In fact, it is so powerful that it allows us to create a data set of infinite length. We evaluate what we need, but the data set can be of an unlimited range.
Do you want an example of an Infinite Series? I have a simple example. Fibonacci series. I hope you are familiar with Fibonacci series.
We need to initialize the Fibonacci series with first two numbers, and then it can go on to infinity. I want to create a function in Scala that can generate a list of all Fibonacci numbers. Can we do this?
If we use a strict evaluation, the function will run out of memory for sure. The reason is straight. We can't create a list of infinite elements. We don't have a computer capacity for that. But we can do it using a lazy list because a lazy list will not evaluate all of the elements.
Let me show you the code.


                                
    def fibFrom(a: Int, b: Int): Stream[Int] = a #:: fibFrom(b, a + b)                                        
                         

That's it. just one line. The function takes two parameters, and they are the first two numbers of the series. The function returns a Stream. You already know that Stream is the lazy list of Scala.
The body of the function is simple. This symbol is used to create a stream. We place this symbol between two elements of the Stream. So, a is the first element, and we get next element using the recursion. This recursion goes on forever because we don't have a termination condition. That's it.
You can create a series by calling a function.

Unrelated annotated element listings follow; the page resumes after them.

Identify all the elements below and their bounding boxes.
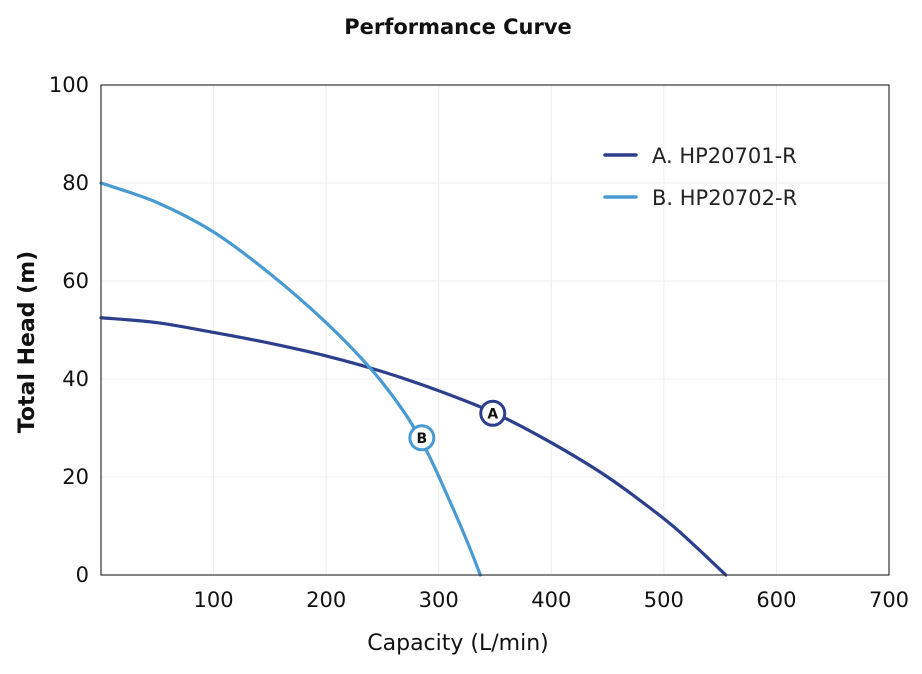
series-layer (99, 181, 728, 577)
series-line-b (99, 181, 482, 577)
marker-layer: AB (408, 399, 507, 452)
x-tick-label: 600 (756, 588, 796, 612)
y-tick-label: 40 (62, 367, 89, 391)
grid-lines (101, 85, 889, 575)
series-marker-label: A (487, 406, 498, 422)
x-tick-label: 700 (869, 588, 909, 612)
x-tick-label: 100 (194, 588, 234, 612)
x-axis-ticks: 100 200 300 400 500 600 700 (194, 588, 910, 612)
legend-label-a: A. HP20701-R (652, 144, 797, 168)
y-tick-label: 80 (62, 171, 89, 195)
plot-area (100, 84, 890, 576)
y-axis-label: Total Head (m) (15, 251, 40, 433)
y-tick-label: 100 (49, 73, 89, 97)
y-tick-label: 0 (76, 563, 89, 587)
legend-label-b: B. HP20702-R (652, 186, 797, 210)
y-axis-ticks: 0 20 40 60 80 100 (49, 73, 89, 587)
x-tick-label: 200 (306, 588, 346, 612)
series-marker-label: B (416, 431, 427, 447)
x-tick-label: 400 (531, 588, 571, 612)
x-tick-label: 500 (644, 588, 684, 612)
series-marker-a (479, 399, 507, 427)
legend: A. HP20701-R B. HP20702-R (603, 144, 797, 210)
y-tick-label: 60 (62, 269, 89, 293)
series-line-a (99, 316, 728, 577)
series-marker-b (408, 424, 436, 452)
x-axis-label: Capacity (L/min) (367, 631, 548, 656)
x-tick-label: 300 (419, 588, 459, 612)
y-tick-label: 20 (62, 465, 89, 489)
chart-title: Performance Curve (344, 15, 572, 39)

                                
    val f = fibFrom(1,2)                                              
                         

And evaluate only as many as you want.

                                
    f.takeWhile(_<10) foreach println                                               
                         

So, the laziness is one of the powerful features of FP languages like Scala.
Thanks for watching learning journal.Keep learning and keep growing.